Holbrooke walked on his own to the State Department’s clinic downstairs. The in-house physician was not there, and the wait for an ambulance was interminable—about ten or fifteen minutes, to the frustration of everyone, especially Holbrooke, who remained conscious but agonized. At one point his legs gave out and he fell to the hallway floor. When the ambulance finally arrived, Holbrooke was taken to nearby George Washington University Hospital, where Secretary Clinton had called her personal physician to expect his arrival.

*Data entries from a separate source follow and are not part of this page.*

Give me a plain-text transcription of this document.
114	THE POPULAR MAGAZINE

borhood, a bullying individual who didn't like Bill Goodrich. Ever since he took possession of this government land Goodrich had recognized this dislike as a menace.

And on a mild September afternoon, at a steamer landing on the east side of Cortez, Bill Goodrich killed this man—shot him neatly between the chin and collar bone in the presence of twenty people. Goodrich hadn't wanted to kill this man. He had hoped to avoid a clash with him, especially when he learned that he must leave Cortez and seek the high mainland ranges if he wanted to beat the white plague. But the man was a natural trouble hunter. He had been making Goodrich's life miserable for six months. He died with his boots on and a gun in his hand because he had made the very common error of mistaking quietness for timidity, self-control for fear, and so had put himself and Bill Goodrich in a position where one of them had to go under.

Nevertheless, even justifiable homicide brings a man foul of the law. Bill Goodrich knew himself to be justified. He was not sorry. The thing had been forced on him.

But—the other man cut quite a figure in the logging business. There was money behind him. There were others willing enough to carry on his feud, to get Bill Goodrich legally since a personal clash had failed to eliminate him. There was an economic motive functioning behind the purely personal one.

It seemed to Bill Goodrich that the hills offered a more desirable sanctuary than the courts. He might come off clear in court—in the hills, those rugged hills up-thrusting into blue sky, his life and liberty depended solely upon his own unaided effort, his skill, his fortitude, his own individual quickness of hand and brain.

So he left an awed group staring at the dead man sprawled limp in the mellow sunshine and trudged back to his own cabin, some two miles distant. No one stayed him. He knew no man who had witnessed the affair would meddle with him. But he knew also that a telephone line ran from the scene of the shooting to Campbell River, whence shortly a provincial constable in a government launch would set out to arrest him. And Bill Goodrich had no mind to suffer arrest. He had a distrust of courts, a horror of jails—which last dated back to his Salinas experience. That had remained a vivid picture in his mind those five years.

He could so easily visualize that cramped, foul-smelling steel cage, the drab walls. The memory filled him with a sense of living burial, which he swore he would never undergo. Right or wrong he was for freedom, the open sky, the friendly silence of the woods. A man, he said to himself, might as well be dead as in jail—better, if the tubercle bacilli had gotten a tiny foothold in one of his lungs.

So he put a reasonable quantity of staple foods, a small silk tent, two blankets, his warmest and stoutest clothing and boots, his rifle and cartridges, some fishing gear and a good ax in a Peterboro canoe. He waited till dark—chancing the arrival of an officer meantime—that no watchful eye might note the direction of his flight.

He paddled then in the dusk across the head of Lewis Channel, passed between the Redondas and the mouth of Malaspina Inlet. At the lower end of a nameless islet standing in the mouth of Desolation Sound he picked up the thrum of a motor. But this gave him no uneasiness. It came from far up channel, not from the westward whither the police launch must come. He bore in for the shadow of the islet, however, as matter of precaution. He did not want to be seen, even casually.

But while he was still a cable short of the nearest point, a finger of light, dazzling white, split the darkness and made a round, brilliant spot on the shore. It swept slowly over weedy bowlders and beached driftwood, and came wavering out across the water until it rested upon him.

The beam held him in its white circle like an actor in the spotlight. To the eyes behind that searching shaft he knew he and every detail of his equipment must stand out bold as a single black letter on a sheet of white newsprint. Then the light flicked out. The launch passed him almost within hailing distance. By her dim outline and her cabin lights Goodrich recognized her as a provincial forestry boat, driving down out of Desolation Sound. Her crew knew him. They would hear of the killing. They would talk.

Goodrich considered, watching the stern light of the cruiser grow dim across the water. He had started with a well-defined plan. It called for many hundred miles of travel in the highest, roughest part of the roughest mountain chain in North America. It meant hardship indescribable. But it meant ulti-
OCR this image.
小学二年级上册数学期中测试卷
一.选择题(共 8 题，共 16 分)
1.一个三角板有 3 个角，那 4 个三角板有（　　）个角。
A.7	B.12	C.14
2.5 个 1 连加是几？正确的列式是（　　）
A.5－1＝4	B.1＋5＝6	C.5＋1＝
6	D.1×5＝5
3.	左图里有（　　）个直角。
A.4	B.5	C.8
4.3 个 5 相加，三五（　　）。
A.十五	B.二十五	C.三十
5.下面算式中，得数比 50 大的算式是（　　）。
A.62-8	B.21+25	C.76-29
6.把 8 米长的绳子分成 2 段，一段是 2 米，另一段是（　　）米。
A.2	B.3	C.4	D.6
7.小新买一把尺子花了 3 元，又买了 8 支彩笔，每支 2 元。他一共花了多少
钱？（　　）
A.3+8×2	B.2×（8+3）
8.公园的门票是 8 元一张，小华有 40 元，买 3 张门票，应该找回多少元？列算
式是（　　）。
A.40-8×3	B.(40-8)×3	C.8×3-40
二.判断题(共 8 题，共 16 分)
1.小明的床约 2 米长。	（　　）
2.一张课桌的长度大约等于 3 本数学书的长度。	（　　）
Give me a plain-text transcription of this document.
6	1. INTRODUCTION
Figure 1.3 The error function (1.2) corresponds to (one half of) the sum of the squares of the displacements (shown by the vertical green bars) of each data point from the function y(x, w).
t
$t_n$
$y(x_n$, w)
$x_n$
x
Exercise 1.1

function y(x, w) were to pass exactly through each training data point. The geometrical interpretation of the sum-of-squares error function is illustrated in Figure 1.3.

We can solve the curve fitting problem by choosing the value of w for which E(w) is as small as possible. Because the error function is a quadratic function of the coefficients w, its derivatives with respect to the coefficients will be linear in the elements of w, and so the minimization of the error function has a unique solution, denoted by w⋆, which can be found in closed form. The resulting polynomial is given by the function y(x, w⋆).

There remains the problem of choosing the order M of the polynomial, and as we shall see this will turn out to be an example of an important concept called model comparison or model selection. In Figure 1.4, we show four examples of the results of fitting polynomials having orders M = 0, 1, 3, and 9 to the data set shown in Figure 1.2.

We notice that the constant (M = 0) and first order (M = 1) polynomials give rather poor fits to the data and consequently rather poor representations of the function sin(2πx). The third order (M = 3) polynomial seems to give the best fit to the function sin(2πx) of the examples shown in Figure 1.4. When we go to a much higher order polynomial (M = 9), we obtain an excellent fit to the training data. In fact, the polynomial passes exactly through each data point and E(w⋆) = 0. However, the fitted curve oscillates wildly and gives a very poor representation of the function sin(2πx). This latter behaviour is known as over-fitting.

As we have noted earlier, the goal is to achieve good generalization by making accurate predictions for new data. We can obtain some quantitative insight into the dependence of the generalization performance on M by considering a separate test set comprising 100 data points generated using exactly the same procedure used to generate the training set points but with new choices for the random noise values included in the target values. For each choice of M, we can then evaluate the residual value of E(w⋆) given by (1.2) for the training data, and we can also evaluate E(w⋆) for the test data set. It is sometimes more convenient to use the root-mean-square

There, Holbrooke was diagnosed with a torn aorta, often a result of high blood pressure. It would require immediate, elaborate surgery. News of Holbrooke’s collapse hit the wires and Twitter. As with every report of a famous person hospitalized, Holbrooke was said to be “in good spirits” (or, if unconscious, “resting comfortably”). Despite intense pain, he remained lucid, chatting with his doctors. One doctor urged him to try to relax, suggesting that he think about the beach or something. “I hate the beach,” Holbrooke said, according to his deputy, Dan Feldman, who was with him. Besides, Holbrooke said, he could not relax because he was in charge of Afghanistan and Pakistan. “Ending the war in Afghanistan—that would relax me!” Holbrooke said. After the remark was reported, it became fodder for critics of U.S. policy in Afghanistan, including the Taliban. Either way, Holbrooke would be pleased that his fateful words would be a source of discussion and possibly imbued with historic weight. His archivist could sort it out later.